Are you talking to me?…
Transcurridos más de treinta años después de esas palabras escritas por Paul Shrader y hechas realidad en boca de Robert de Niro, muchos sufrieron una transformación inexorable. De repente sus creencias se vinieron abajo, y sus sueños se convirtieron en otros. Aquel momento significó un antes y un después en la vida de muchos aspirantes a actor… Robert de Niro se había convertido en el nuevo ídolo a imitar.
A mediados de los noventa, un tal Javier Bardem, sobre el escenario de los Premios de San Sebastián, se rendía a los pies de Travis Bickle, Jake La Motta, Vito Corleone, Jimy Conway y Sam Rostheim al mismo tiempo, para dejar constancia de que ellos eran la razón de su amor al cine y profesión.
Todos esos nombres llevaban un mismo rostro, el de De Niro, que había recibido el reconocimiento a una carrera, esos premios que parecen decir: usted ya ha dado lo mejor de sí. En el otro lado, o mejor dicho, de rodillas, se encontraba Bardem, que era agraciado en la Muestra con el de mejor actor por sus papeles en dos películas diferentes.
Se encontraban frente a frente la estrella consagrada y la futura, uno de esas situaciones que hacen percatarse al afectado más mayor del paso del tiempo. Eran dos caminos marcados por el talento, como se ha acabado demostrando, pero aquella escena tenía un trasfondo de mayor calado que a muchos hizo pensar demasiado.
Un hombre que cuando algo no salía como él quería se sonría apoyado en la barra de un bar mientras pensaba como matar a todos los que según su criterio habían metido la pata.
Una persona capaz de cruzar el Atlántico únicamente para vengarse de quien mató a su padre y hermano.
Un hombre tan hastiado de todo lo que le rodea como para forrarse con varias pistolas e intentar restituir la situación de una niña que jamás debió estar allí.
Era especialista en interpretar a ese tipo de personajes, llenos de ira y malentendido sentido de la justicia.
Y fue en ese instante provocado por Bardem, cuando me percaté de que Robert De Niro, mi Robert De Niro, era un ser humano, un hombre como yo.
También le había visto sufrir bajo el marco de la puerta cuando a su pequeño hijo, el mediano, el más débil de los tres, intentaban curarle una pulmonía con un vaso ardiendo.
Llorar mientras se percataba de que era un niño encerrado en el cuerpo de un hombre que había vivido muchos años sin darse cuenta de nada.
O apuntar con su rifle a una presa a la que no podía, ni quería matar.
Sí, era un hombre con múltiples contradicciones, pero era un hombre lleno de fuerza en todas sus acciones.

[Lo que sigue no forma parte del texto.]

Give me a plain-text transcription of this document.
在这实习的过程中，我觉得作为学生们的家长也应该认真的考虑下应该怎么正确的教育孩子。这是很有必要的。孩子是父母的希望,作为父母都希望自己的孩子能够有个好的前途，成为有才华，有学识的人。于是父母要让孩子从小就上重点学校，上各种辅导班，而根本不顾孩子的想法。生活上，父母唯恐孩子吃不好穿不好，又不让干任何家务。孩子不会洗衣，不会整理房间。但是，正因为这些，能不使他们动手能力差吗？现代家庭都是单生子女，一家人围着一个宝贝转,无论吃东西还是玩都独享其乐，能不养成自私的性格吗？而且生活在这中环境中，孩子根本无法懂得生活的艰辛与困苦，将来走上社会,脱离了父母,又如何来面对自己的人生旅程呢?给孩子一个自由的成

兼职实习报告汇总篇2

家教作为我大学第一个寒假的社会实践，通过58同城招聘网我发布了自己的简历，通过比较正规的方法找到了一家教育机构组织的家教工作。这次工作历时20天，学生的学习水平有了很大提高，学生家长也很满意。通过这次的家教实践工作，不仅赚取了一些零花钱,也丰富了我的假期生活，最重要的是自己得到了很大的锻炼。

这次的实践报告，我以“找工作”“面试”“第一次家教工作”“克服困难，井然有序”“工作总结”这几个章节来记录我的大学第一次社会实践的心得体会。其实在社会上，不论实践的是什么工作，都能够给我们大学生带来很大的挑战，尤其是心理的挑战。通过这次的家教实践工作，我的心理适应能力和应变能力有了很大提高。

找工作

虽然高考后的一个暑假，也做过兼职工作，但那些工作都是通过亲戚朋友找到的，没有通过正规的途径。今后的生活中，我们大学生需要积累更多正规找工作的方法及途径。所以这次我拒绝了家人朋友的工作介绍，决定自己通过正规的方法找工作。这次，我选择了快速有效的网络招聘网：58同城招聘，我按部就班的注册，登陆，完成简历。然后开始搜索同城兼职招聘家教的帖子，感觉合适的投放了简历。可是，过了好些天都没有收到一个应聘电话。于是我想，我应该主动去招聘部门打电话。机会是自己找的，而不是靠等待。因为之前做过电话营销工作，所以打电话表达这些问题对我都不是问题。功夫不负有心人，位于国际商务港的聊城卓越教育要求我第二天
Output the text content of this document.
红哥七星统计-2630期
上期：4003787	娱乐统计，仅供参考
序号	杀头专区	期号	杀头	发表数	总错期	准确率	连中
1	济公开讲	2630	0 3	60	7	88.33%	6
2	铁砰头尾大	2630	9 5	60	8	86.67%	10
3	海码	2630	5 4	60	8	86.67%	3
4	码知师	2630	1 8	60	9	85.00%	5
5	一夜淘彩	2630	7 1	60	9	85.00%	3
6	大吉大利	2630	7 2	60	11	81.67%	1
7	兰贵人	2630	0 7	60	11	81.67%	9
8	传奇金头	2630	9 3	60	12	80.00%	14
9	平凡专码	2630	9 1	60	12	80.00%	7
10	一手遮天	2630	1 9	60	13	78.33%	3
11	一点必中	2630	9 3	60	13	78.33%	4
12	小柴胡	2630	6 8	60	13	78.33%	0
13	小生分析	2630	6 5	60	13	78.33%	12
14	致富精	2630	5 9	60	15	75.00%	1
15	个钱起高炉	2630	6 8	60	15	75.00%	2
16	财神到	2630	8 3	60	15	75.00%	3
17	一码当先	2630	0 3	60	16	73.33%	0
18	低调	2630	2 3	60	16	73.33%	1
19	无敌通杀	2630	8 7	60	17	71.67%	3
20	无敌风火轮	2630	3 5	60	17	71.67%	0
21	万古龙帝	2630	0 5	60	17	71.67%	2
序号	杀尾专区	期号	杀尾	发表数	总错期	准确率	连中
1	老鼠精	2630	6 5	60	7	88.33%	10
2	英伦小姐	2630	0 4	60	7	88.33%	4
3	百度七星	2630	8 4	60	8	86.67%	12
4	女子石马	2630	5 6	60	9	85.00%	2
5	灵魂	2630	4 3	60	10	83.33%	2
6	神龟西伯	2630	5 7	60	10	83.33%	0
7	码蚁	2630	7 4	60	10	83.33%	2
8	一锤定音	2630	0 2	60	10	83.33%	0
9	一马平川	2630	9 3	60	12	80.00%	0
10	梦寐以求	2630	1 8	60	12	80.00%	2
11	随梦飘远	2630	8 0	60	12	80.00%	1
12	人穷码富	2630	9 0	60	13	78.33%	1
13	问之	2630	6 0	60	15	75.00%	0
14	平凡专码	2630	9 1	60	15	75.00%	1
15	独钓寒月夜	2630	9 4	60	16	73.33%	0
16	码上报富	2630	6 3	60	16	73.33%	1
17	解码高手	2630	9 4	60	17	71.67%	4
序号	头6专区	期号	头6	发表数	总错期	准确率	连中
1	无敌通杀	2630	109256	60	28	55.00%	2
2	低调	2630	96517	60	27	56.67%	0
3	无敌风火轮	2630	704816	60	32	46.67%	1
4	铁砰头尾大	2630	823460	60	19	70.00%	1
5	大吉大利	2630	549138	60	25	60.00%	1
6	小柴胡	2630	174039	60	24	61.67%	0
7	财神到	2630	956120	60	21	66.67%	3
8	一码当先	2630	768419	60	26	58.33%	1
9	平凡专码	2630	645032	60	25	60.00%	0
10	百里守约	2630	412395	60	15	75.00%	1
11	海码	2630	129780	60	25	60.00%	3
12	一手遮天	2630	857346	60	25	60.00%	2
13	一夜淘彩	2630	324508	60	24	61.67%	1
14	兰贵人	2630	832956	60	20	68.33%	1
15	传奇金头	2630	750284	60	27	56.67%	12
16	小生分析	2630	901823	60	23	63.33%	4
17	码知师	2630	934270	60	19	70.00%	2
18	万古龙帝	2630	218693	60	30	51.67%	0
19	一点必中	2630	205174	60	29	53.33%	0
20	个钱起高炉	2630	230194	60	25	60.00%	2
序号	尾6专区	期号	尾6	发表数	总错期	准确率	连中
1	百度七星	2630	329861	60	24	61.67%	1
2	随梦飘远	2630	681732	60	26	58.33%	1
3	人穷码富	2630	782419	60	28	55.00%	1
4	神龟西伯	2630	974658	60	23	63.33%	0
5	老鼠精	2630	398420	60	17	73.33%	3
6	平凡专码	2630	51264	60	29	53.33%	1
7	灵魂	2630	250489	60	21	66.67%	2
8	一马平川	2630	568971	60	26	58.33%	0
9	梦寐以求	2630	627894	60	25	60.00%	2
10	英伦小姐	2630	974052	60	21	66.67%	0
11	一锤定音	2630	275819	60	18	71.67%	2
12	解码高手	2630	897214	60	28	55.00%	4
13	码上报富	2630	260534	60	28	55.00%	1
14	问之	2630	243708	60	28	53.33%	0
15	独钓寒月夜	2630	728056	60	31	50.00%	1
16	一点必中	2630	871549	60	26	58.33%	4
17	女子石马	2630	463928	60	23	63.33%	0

Me encontraba en ese momento de la juventud donde no somos capaces de ver más allá, y fue en ese instante de ruptura en San Sebastián delante del televisor, cuando me di cuenta de que también amaba a Fredo, a Nick, Linda, Joey, Henry…
Y acto seguido, comprendí porque recordaba los nombres de Coppola, Scorsese, Cimino, Shrader, Puzo, Schoonmaker, Willis… Y porque me fascinaba ver películas en blanco y negro, cuando aquello era considerado algo raro por la mayoría de mis amigos.
Ese descubrimiento no me hizo sentir peor, no fue el quebranto de una ilusión, solamente fue la constatación de que ese actor al que admiraba y admiro, ejercía un arte como ninguno, que no se trataba de un héroe, sino de un genio con mayúsculas de un arte sublime.
La magia del Cine me había absorbido sin tan siquiera yo haberme dado cuenta de cómo y cuándo, y no llegué a ser consciente por completo hasta aquel día.
En cierta forma, Robert de Niro fue quien me dio la llave para abrir la puerta de este mágico mundo, y cuando un actor consigue eso, se convierte en alguien a imitar, en ese modelo que todos quieren ser, el espejo donde mirarse… En un ídolo.
Un ídolo cinematográfico que sabe agradecer a De Palma la oportunidad dada, a Scorsese su consagración, a Coppola la sabiduría de rectificar, y a la vida el acierto que le marcó un camino.
Robert de Niro no es un actor más, nunca fue un actor más, y ahora, cuando la pasión parece haberse acabado y la chispa de sus interpretaciones apenas luce, es cuando debemos reconfortarnos con su buen hacer y oficio, y echar la vista atrás de quien no hace tanto, fue el último gran ídolo.